Photos: the adult spadefoot photo is from the US Fish & Wildlife site on Arizona Amphibians. The other photos are by A. Shock. Excellent photos and still more info about Couch’s spadefoot can be found at Firefly Forest — check it out.
Etymolgical note and stray ornithological note
About the term “spadefoot”: It comes from the small, hard digging appendage on the underside of the back legs of these amphibians. Members of the family Pelobatidae are not considered “true” toads, so it’s proper to call them simply “spadefoots”. Pelobatidae, the family name for all Spadefoots, comes from a Greek word, pelobates (πηλοβατης), literally “mud-walker”. A nice tie-in for a potter is that the first element of this word comes from the Greek word pelos, meaning “clay”, specifically the clay used by potters and sculptors.
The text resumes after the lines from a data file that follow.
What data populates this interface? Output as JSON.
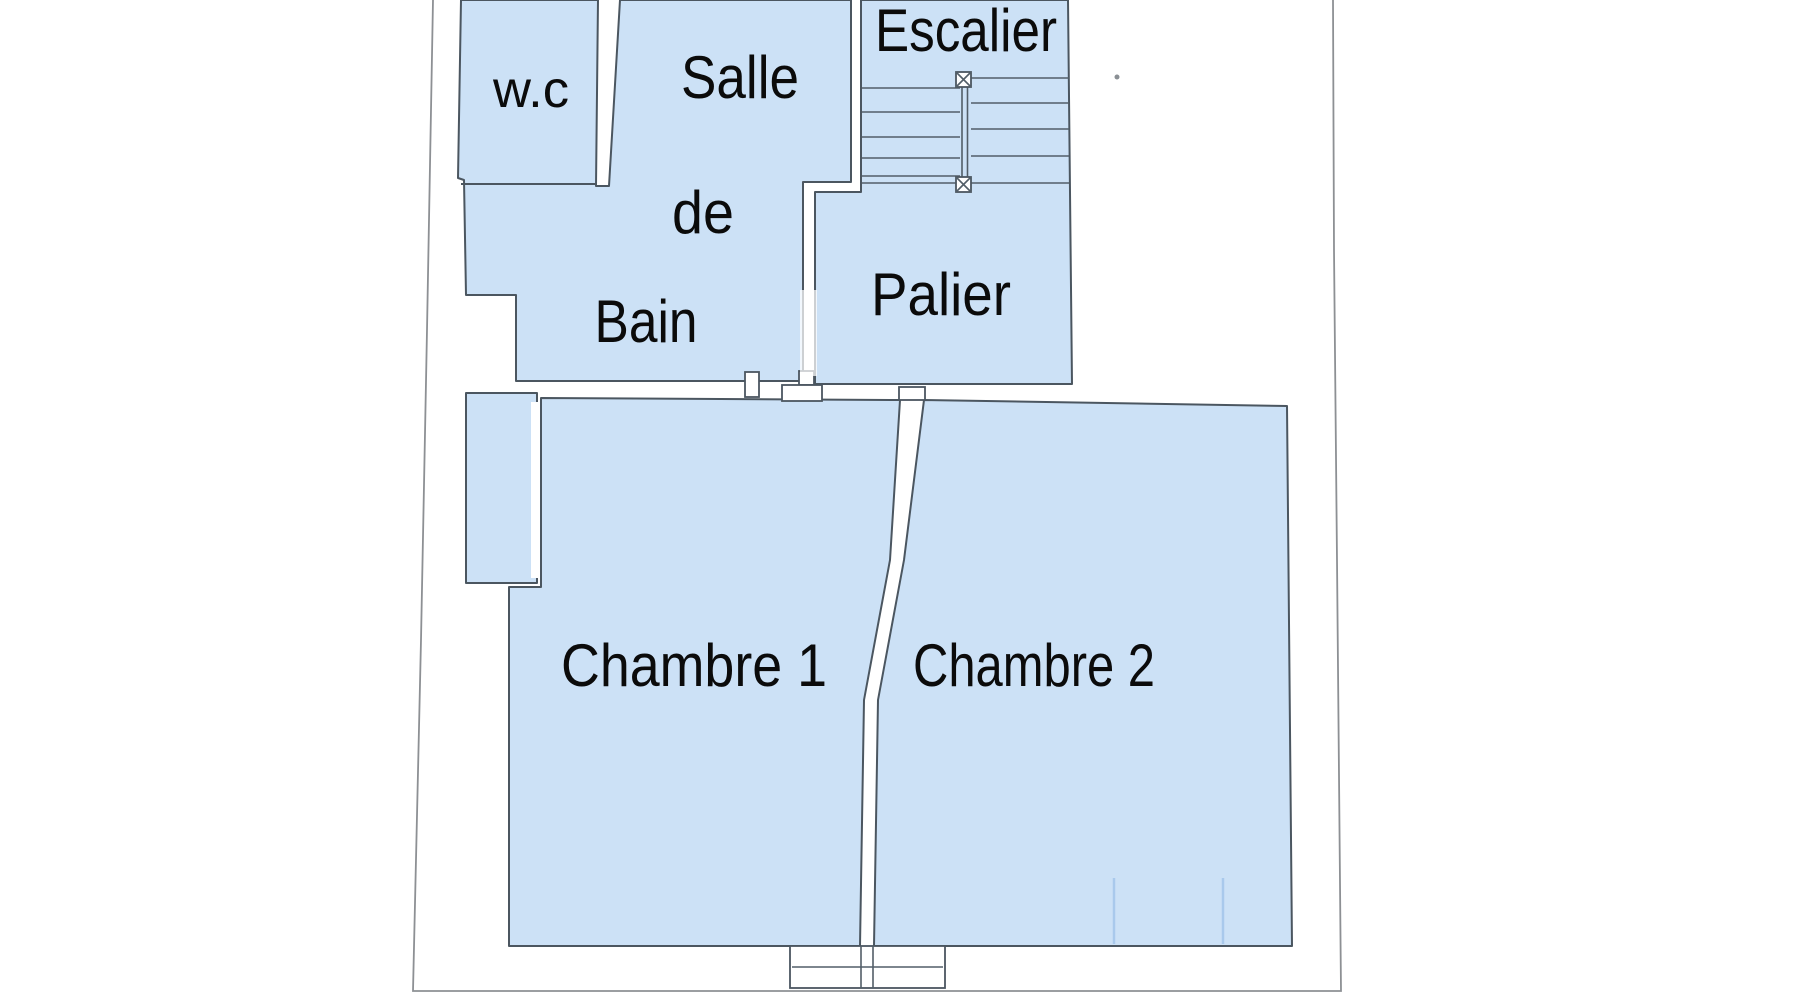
{
  "plan": {
    "type": "floor-plan",
    "language": "fr",
    "rooms": [
      {
        "id": "wc",
        "label": "w.c"
      },
      {
        "id": "salle-de-bain",
        "label": "Salle de Bain",
        "label_lines": [
          "Salle",
          "de",
          "Bain"
        ]
      },
      {
        "id": "escalier",
        "label": "Escalier"
      },
      {
        "id": "palier",
        "label": "Palier"
      },
      {
        "id": "chambre-1",
        "label": "Chambre 1"
      },
      {
        "id": "chambre-2",
        "label": "Chambre 2"
      }
    ],
    "features": [
      "stairs-with-central-handrail-and-newel-posts",
      "bay-window-left-of-chambre-1",
      "window-below-chambre-1-and-chambre-2",
      "door-opening-between-palier-and-salle-de-bain"
    ],
    "colors": {
      "background": "#ffffff",
      "room_fill": "#cce1f6",
      "wall_line": "#4b5660",
      "stair_line": "#525e68",
      "page_border": "#8d9094",
      "glazing_line": "#a9c9ec",
      "text": "#0b0b0b"
    }
  }
}
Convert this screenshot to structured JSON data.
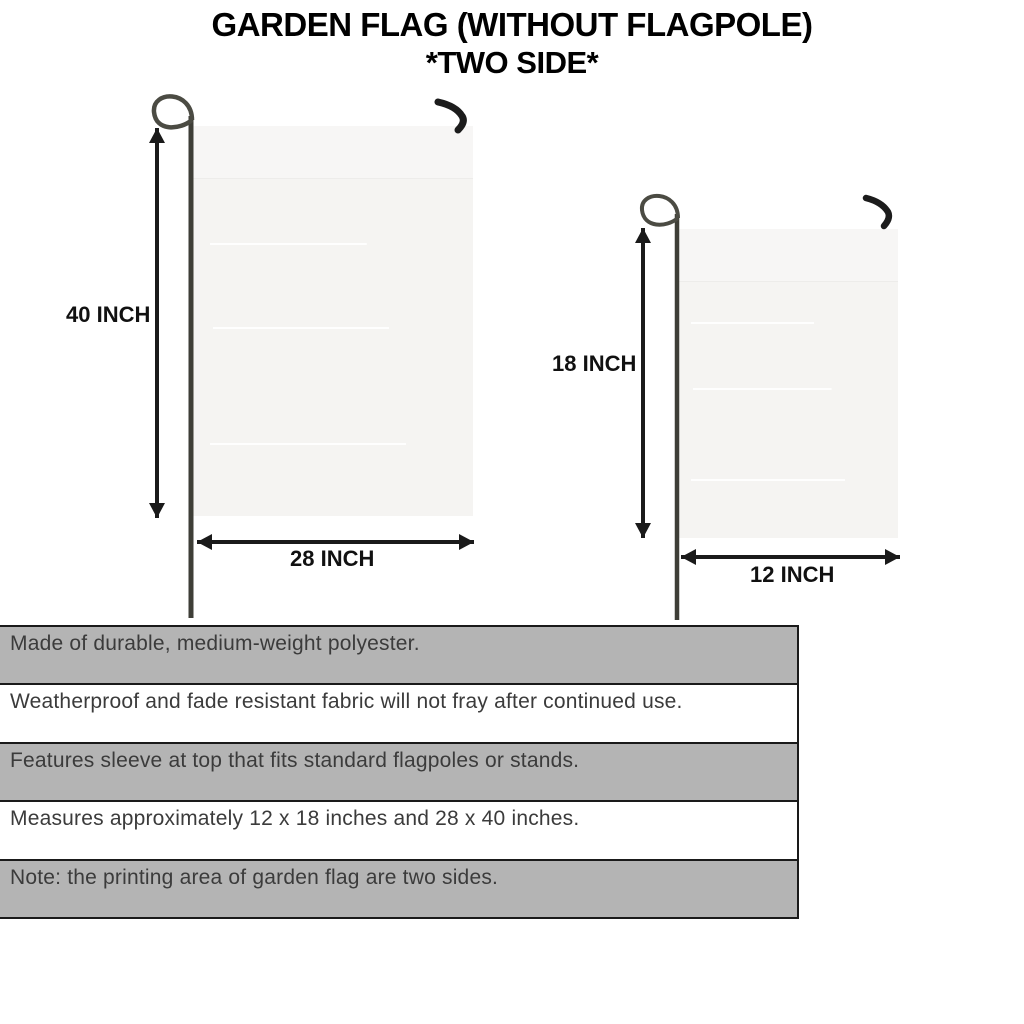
{
  "title": {
    "line1": "GARDEN FLAG (WITHOUT FLAGPOLE)",
    "line2": "*TWO SIDE*"
  },
  "diagram": {
    "large_flag": {
      "height_label": "40 INCH",
      "width_label": "28 INCH"
    },
    "small_flag": {
      "height_label": "18 INCH",
      "width_label": "12 INCH"
    }
  },
  "features_table": {
    "rows": [
      {
        "text": "Made of durable, medium-weight polyester.",
        "shaded": true
      },
      {
        "text": "Weatherproof and fade resistant fabric will not fray after continued use.",
        "shaded": false
      },
      {
        "text": "Features sleeve at top that fits standard flagpoles or stands.",
        "shaded": true
      },
      {
        "text": "Measures approximately 12 x 18 inches and 28 x 40 inches.",
        "shaded": false
      },
      {
        "text": "Note: the printing area of garden flag are two sides.",
        "shaded": true
      }
    ]
  },
  "colors": {
    "row_shaded": "#b4b4b4",
    "row_plain": "#ffffff",
    "table_border": "#1a1a1a",
    "table_text": "#3b3b3b",
    "flag_fill": "#f5f4f2",
    "pole": "#3e3e37",
    "hook": "#1c1c1c",
    "arrow": "#1a1a1a",
    "title_text": "#000000"
  }
}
The genus, Scaphiopus, is constructed of two Greek elements and means “spade-foot”. The species name, couchii, comes from the surname of Darius Nash Couch, a U.S. Army officer who, during leave in 1853/54, traveled as a Smithsonian Institute naturalist to Mexico, where he collected specimens of both the Couch’s Spadefoot, and Couch’s Kingbird, a tyrant flycatcher native to south Texas and the gulf coast of Mexico. Out-of-range Couch’s kingbirds occasionally show up in Arizona. Recently, a Couch’s kingbird has wintered in Tacna in southwest Arizona, eating bees and behaving like a tyrant flycatcher.